Biten hikâye

Abone Ol

Hareketleri yavaş, bir bebeği andıran hayata tutunma çabaları. Yürüyüşleri artık son gidişleri talim etmekte. Adımlarını çok zor atmakta. Ayağını kaldırırken sanki tonlarca yükü taşıyormuşçasına zorlanmakta.

Evdeki varlığı fazlası ile yadırganmakta. Çocukları “yürü, çabuk ol” demekteler, sanki kendisi çabuk olmayı bilmiyormuş gibi, sanki kendisinin en büyük hobisinin yürümek olduğunu unutmuşlar gibi.

Önemli hiçbir hastalığı bulunmamakt . Sadece yaşlılık, takatsizlik, dermansızlık, ayaklarından, dizlerinden canın gitmesi, iliğinin kemiğinin güçsüzleşmesi. Ev halkını arada kızdırmakta onun yavaş adımları. Kızı fırlayıp hızla mutfağa geçmek istemekte ama kaplumbağa yavaşlığındaki babası o esnada “walker”ı almışsa ne mümkün onu geçmek “baba hadi” diye burnundan solumakta, ya yemek yanmakta, ya yetişip döneceği işi acildir.

Ya da hane halkını kızdıran o nakarat:

“O Mehmed de hiç gelmiyor”.

Evde büyük bir sükût zira her gün bu cümleyi belki yüzüncü kez kurmaktadır, duymazdan gelerek, yorum yapmayarak, başka işle meşgulmüş gibi davranarak ihtiyarı oyalamayı seçmektedirler.

Sorusuna vermedikleri cevaba değil, o asıl kendisine emir vermelerine bozulmaktadır. Bu hiç kendisi ile yüksek sesle konuşulmamış, hiç azarlanmamış, şunu yap bile denmemiş adamın gözüne sokmaktadırlar yürüteci:

- Hadi kalk yürü! Bak bak emre bak.

-Tembellik etme baba, iyice kötürüm kalacaksın, doktor ne dedi bacak bacak üzerine atmayacaksın.

Gençliğinde Küçük Ağa denen, annesinin bile emir vermediği, herkesin karşısında el pençe durduğu, kadınların peşinden koştuğu, yakışıklılığı ile baş döndürdüğü yaşlı adam hangi aralık bu vaziyete düştüğünü bir türlü hatırlayamamaktadır.
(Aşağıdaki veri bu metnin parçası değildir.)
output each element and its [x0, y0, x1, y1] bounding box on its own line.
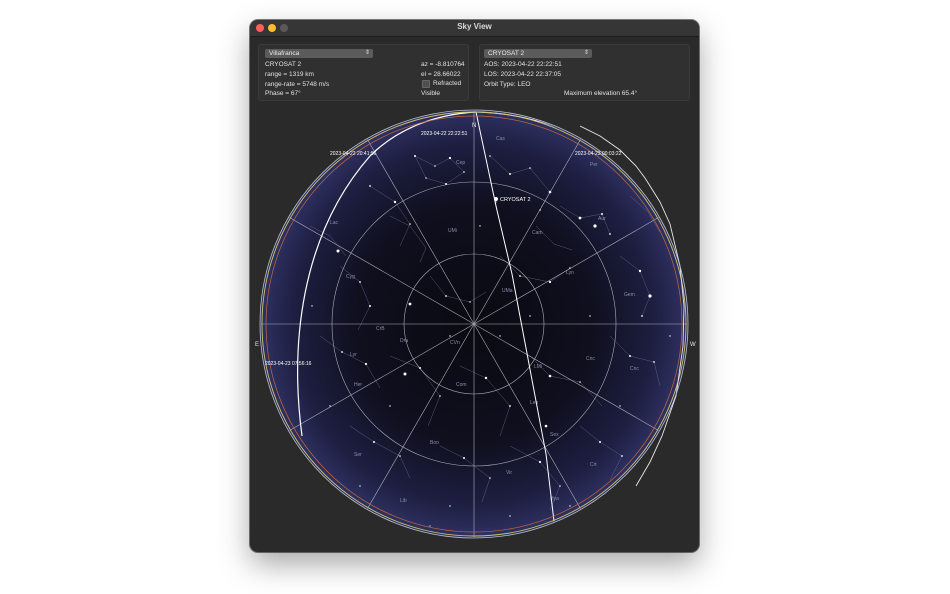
title-bar: Sky View: [250, 20, 699, 37]
phase-value: Phase = 67°: [265, 90, 301, 97]
constellation-label: Lyr: [350, 352, 357, 358]
constellation-label: Vir: [506, 470, 512, 476]
constellation-label: Ser: [354, 452, 362, 458]
constellation-label: Sex: [550, 432, 559, 438]
satellite-select-value: CRYOSAT 2: [488, 50, 525, 57]
compass-east: E: [255, 342, 259, 348]
observer-panel: Villafranca ⇕ CRYOSAT 2 range = 1319 km …: [258, 44, 469, 101]
constellation-label: Cep: [456, 160, 465, 166]
maximum-elevation: Maximum elevation 65.4°: [564, 90, 638, 97]
constellation-label: Gem: [624, 292, 635, 298]
constellation-label: Boo: [430, 440, 439, 446]
constellation-label: Aur: [598, 216, 606, 222]
constellation-label: UMa: [502, 288, 513, 294]
constellation-label: Cas: [496, 136, 505, 142]
orbit-type: Orbit Type: LEO: [484, 81, 531, 88]
constellation-label: Her: [354, 382, 362, 388]
location-select[interactable]: Villafranca ⇕: [265, 49, 373, 58]
constellation-label: Cam: [532, 230, 543, 236]
satellite-pass-panel: CRYOSAT 2 ⇕ AOS: 2023-04-22 22:22:51 LOS…: [479, 44, 690, 101]
sky-chart[interactable]: Cep Cas Per Lac Aur Lyn Cyg Cam UMi UMa …: [250, 106, 699, 552]
constellation-label: Lib: [400, 498, 407, 504]
constellation-label: Cnc: [630, 366, 639, 372]
satellite-select[interactable]: CRYOSAT 2 ⇕: [484, 49, 592, 58]
refracted-label: Refracted: [433, 80, 462, 87]
range-rate-value: range-rate = 5748 m/s: [265, 81, 330, 88]
chevron-updown-icon: ⇕: [364, 50, 370, 56]
constellation-label: Crt: [590, 462, 597, 468]
window-title: Sky View: [457, 22, 492, 31]
azimuth-value: az = -8.810764: [421, 61, 465, 68]
aos-time: AOS: 2023-04-22 22:22:51: [484, 61, 562, 68]
pass-time-label: 2023-04-23 00:03:22: [575, 151, 622, 157]
pass-time-label: 2023-04-22 20:41:56: [330, 151, 377, 157]
satellite-marker-label: CRYOSAT 2: [500, 197, 531, 203]
constellation-label: Per: [590, 162, 598, 168]
constellation-label: CrB: [376, 326, 385, 332]
refracted-checkbox[interactable]: [422, 80, 430, 88]
constellation-label: Dra: [400, 338, 408, 344]
satellite-marker[interactable]: [494, 197, 498, 201]
sky-view-window: Sky View Villafranca ⇕ CRYOSAT 2 range =…: [250, 20, 699, 552]
elevation-value: el = 28.66022: [421, 71, 461, 78]
constellation-label: Cnc: [586, 356, 595, 362]
range-value: range = 1319 km: [265, 71, 314, 78]
location-select-value: Villafranca: [269, 50, 300, 57]
compass-west: W: [690, 342, 696, 348]
constellation-label: Cyg: [346, 274, 355, 280]
visibility-status: Visible: [421, 90, 441, 97]
constellation-label: Lyn: [566, 270, 574, 276]
constellation-label: Com: [456, 382, 467, 388]
los-time: LOS: 2023-04-22 22:37:05: [484, 71, 561, 78]
satellite-name: CRYOSAT 2: [265, 61, 302, 68]
constellation-label: CVn: [450, 340, 460, 346]
constellation-label: Leo: [530, 400, 539, 406]
constellation-label: Lac: [330, 220, 339, 226]
constellation-label: LMi: [534, 364, 542, 370]
compass-north: N: [472, 123, 476, 129]
constellation-label: UMi: [448, 228, 457, 234]
sky-chart-canvas[interactable]: Cep Cas Per Lac Aur Lyn Cyg Cam UMi UMa …: [250, 106, 699, 552]
chevron-updown-icon: ⇕: [583, 50, 589, 56]
pass-time-label: 2023-04-22 22:22:51: [421, 131, 468, 137]
pass-time-label: 2023-04-23 07:56:16: [265, 361, 312, 367]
Çocukluğunu çok iyi anımsamakta fakat son günlerini bir türlü aklına getirememekte, sifonu çekememekte, elini yıkayamamakta, abdest alamamakta, ev halkının “teyemmüm al” direktifine içerlemekte, yaşlı ince uzun bedeninin vav gibi eğildiğine şaşarak bakakalmaktadır.

Teyemmümü her seferinde damadına sormakta onun biraz sesini yükselterek konuşmasından hoşlanmamakta, torunlarının ağzından akmasını durduramadığı sulardan tiksindiklerini, aynı sofraya oturmadıklarını, artık bu evde fazla geldiğini bilmektedir.

Arada yanık sesi ile aynı türküyü söylemektedir:

- İhtiyarım, gencelemem”

Çok iyi psikolojik tahliller yapan küçük torunu için dedesi taraf tutmaktadır mesela çocuklarından durumu kötü olanları daha çok ezmekte, kesinlikle klozete oturmak istememekte, normal tuvalete gidip bu sefer kalkamadığında ev halkını başına dikmektedir. Ya da leğeni ibriği odaya getirtip abdest aldırmalarını istemekte fakat hali vakti yerinde olanları daha fazla dinlemekte, teyemmüm almakta, yoksul çocuklarına bağırıp çağırmaları onlara yapmamaktadır.

Arada “hadi hakkınızı helal edin, beni sağ yanıma döndürün” demekte bu duygusal tirad da artık ev halkını eskisi gibi kaygılandırmıyordur küçük torun annesinin inadına bunu da çözmüştür, “dedesinin ben merkezli olduğunu, insan kullanmasını çok iyi bildiğini, kendisinden başkasını düşünmediğini, herkesin odak noktasında olmak istediğini, çevresindekilerin ilgisini kendi üzerinde toplamayı başardığını vurguluyordu ama annesi itiraz ediyordu her seferinde:

- Kızım biten bir hikâyeyi izliyoruz biraz daha şefkat, sabır, sevgi istiyorum her birinizden, lütfen onunla yüksek sesle konuşmayın, etrafında pervane olun, öyle hissediyorum ki son misafirlik günleri canım babamın.